Ему очень не хотелось лазить среди обгорелых останков чьей-то мебели, ходить по стеклянным осколкам, с карамельным хрустом лопающимся под подошвами ботинок, что-то искать, откапывать из кучи пепла доказательства и при этом стараться выглядеть бесстрастным. А он не был таким! И его выворачивало от всего этого. И глаза он упорно отводил от смертного ложа этих двух несчастных.

Что они уснули, оставив непогашенными окурки, Масютин не верил. Что включали обогреватель, когда за окном плюс двадцать по ночам, тоже. Кто-то очень удобно избавился от Удобного, в такое вот очень удобное для всех время. Когда господин Степан Васильевич предавался утехам в собственной спальне собственной дачи.

Кто это мог быть, например?

Да кто угодно, господи! Желающие простояли бы в очереди неделю, так ее и не дождавшись.

Удобного могли убить партнеры по бизнесу. Это ведь сейчас в порядке вещей — убить, когда не хочется ни с кем делиться, так ведь?..

Мог убить кто-нибудь из давних друзей, которых из благих побуждений и припертый к стенке властями Удобнов помог отправить за решетку.

Могла мстить жена за многочисленные измены. Мог мстить муж той женщины, которая сейчас буквально превратилась в мумию, судорожно стиснув на груди обгорелые останки рук. Если она, конечно, была замужем. Но если даже и не замужем, у нее мог быть, к примеру, дружок.

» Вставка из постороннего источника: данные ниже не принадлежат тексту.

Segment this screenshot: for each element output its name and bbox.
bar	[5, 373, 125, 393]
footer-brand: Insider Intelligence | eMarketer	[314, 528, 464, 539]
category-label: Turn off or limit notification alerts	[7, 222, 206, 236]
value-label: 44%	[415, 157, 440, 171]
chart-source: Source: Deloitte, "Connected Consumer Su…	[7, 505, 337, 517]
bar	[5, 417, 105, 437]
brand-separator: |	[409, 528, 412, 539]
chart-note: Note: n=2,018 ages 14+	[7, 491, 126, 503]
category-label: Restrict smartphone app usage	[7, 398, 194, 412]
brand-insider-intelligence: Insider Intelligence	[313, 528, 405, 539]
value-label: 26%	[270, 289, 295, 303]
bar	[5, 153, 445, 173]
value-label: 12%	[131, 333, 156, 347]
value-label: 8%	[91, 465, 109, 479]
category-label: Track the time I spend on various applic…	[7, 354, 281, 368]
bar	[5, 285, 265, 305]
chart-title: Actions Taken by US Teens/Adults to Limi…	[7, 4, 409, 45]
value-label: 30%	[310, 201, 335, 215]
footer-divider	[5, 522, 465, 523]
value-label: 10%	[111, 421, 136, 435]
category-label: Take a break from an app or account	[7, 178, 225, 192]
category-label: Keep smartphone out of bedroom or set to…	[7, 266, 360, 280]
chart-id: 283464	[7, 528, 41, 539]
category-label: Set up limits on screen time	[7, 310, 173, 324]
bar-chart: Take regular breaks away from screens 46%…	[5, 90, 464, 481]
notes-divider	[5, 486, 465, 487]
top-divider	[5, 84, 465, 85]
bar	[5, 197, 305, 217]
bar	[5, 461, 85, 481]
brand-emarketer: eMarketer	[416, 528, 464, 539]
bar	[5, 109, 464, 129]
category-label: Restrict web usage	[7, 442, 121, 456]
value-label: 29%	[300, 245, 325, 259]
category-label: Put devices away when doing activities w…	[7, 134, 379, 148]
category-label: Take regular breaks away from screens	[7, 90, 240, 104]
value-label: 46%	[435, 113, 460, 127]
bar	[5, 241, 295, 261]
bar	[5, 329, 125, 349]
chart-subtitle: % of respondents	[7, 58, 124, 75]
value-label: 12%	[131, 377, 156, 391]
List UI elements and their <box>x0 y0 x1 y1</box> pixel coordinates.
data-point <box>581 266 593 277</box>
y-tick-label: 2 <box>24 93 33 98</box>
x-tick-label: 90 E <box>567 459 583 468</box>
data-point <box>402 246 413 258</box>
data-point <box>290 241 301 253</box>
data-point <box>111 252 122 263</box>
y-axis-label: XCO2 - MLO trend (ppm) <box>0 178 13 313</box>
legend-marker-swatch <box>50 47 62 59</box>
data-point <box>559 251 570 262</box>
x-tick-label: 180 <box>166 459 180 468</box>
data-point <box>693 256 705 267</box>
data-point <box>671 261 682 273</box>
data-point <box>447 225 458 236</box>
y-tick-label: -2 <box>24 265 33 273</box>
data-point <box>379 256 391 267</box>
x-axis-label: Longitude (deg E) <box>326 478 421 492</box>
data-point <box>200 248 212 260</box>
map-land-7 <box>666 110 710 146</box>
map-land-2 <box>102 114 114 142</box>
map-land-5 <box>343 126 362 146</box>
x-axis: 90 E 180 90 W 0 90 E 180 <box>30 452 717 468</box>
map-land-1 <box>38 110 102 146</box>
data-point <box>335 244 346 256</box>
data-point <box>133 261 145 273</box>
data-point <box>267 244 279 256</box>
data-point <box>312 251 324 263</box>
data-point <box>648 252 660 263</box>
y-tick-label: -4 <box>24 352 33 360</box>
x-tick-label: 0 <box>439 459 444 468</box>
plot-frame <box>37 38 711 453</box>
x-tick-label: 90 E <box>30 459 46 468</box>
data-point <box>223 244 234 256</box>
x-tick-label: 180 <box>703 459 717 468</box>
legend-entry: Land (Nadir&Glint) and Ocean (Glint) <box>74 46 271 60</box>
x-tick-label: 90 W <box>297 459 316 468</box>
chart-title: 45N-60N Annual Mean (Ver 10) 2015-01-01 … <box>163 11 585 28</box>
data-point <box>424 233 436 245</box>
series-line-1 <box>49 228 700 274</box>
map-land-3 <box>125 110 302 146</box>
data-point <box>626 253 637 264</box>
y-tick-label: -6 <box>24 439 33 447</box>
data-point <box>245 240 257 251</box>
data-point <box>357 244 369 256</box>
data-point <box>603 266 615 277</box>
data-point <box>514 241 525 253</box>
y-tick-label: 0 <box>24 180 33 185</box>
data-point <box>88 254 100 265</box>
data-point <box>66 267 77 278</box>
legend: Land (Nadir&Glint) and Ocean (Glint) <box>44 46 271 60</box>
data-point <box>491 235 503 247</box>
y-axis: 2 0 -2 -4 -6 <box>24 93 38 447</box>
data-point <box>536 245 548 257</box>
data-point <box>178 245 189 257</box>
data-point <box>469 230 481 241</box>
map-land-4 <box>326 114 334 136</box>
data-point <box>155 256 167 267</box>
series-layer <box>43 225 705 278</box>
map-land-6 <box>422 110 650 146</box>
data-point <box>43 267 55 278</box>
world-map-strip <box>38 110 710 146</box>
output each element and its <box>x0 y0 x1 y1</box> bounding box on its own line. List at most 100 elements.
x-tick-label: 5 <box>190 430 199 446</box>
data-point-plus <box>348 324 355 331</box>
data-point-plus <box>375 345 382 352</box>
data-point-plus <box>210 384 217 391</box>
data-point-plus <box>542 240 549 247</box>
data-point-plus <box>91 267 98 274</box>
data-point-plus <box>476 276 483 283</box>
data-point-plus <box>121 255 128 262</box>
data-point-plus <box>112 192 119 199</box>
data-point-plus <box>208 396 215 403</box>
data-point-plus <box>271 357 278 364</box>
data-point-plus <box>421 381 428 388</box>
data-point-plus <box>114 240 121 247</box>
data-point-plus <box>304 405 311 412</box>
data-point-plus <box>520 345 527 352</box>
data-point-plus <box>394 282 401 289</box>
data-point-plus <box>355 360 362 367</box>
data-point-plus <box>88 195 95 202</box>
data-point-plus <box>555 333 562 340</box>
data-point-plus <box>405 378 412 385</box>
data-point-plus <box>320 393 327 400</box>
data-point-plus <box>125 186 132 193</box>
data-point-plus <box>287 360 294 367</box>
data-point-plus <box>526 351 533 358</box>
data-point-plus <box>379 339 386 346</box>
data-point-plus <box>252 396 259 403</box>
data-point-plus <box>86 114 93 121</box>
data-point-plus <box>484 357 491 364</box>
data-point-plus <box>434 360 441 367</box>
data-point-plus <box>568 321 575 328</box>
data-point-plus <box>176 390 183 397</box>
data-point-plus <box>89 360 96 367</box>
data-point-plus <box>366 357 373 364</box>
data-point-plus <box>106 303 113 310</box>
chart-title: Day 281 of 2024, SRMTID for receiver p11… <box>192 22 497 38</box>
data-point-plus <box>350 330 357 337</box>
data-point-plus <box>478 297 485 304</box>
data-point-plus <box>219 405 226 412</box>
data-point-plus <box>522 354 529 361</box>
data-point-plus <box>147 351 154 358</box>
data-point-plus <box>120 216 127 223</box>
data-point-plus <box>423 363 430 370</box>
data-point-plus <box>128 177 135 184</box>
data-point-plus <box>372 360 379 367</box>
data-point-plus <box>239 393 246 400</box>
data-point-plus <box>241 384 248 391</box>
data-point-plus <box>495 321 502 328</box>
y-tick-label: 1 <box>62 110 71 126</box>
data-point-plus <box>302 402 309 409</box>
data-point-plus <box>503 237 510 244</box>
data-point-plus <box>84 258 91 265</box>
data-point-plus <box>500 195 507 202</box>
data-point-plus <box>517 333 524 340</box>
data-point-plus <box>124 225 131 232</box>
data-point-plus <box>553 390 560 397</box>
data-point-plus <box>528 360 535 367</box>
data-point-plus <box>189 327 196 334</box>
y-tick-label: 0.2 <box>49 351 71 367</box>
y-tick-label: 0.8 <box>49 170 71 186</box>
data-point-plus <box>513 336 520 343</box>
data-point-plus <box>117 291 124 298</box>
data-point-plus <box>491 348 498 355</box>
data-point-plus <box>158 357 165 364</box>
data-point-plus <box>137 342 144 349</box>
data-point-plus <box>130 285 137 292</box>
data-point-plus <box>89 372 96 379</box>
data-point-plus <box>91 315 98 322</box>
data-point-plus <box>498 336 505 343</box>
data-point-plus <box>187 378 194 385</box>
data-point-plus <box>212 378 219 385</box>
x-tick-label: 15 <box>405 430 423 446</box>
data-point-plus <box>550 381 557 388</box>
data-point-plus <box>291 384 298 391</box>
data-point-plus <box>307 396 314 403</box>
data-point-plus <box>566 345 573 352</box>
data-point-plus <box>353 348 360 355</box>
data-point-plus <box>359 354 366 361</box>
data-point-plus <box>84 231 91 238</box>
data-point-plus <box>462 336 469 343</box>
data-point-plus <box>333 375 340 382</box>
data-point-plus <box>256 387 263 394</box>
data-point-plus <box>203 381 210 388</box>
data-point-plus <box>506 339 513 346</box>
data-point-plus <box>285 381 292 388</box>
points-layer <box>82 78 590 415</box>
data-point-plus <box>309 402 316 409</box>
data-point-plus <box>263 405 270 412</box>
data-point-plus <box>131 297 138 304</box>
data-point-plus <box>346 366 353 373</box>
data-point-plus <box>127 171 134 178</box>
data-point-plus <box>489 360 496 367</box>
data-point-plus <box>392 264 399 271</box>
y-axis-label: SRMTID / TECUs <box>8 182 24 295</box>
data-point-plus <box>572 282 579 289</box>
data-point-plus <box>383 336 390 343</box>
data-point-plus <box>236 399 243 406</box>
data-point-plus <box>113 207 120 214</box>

Масютин вздохнул с глубокой печалью.

Короче, поле деятельности без линии горизонта. Только успевай качать версии и отрабатывать их потом…

— Смотрите, какая интересная штучка! — вдруг радостно воскликнул эксперт и засветился, словно майское солнышко, рассматривая найденную им штучку. — Глянь, Женек, преинтересная штуковина! Кажется, даже с гравировкой. Какая красота! Какая удача! Вам, парни, не придется даже париться, устанавливая личность потерпевшей. Кулончик-то у нее аккурат на шейке был. Вовочка над ним поколдует и, возможно, имечко с фамилией вам и преподнесет на тарелочке с голубой каемочкой. Ох что с вас со всех за это будет!..

Эксперта, балагура и весельчака Вову Жимина обожали все без исключения. Даже брезгливая не в меру Наташа Ростова — старший следователь убойного отдела, и та могла смело взять из его рук кусок пирога и, не поморщившись, доесть за ним. Маленький, кругленький, с вечно веселыми глазами и хорошим настроением, Вова Жимин любил повторять:

— Не цените вы жизни, братва! Ой не цените! Как бы нагляделись на изнанку-то ее в том объеме, в котором я на нее любуюсь, так заценили бы, да…

И вот сейчас Жимин держал в пинцете что-то отдаленно напоминающее тоненькую веревочку. Но это была не веревочка, уцелела бы она в огне, как же. Это была цепочка, золотая, по всей видимости, поскольку почти не пострадала. А на цепочке болтался закоптившийся изрядно неправильной формы кругляшок, кулон, стало быть.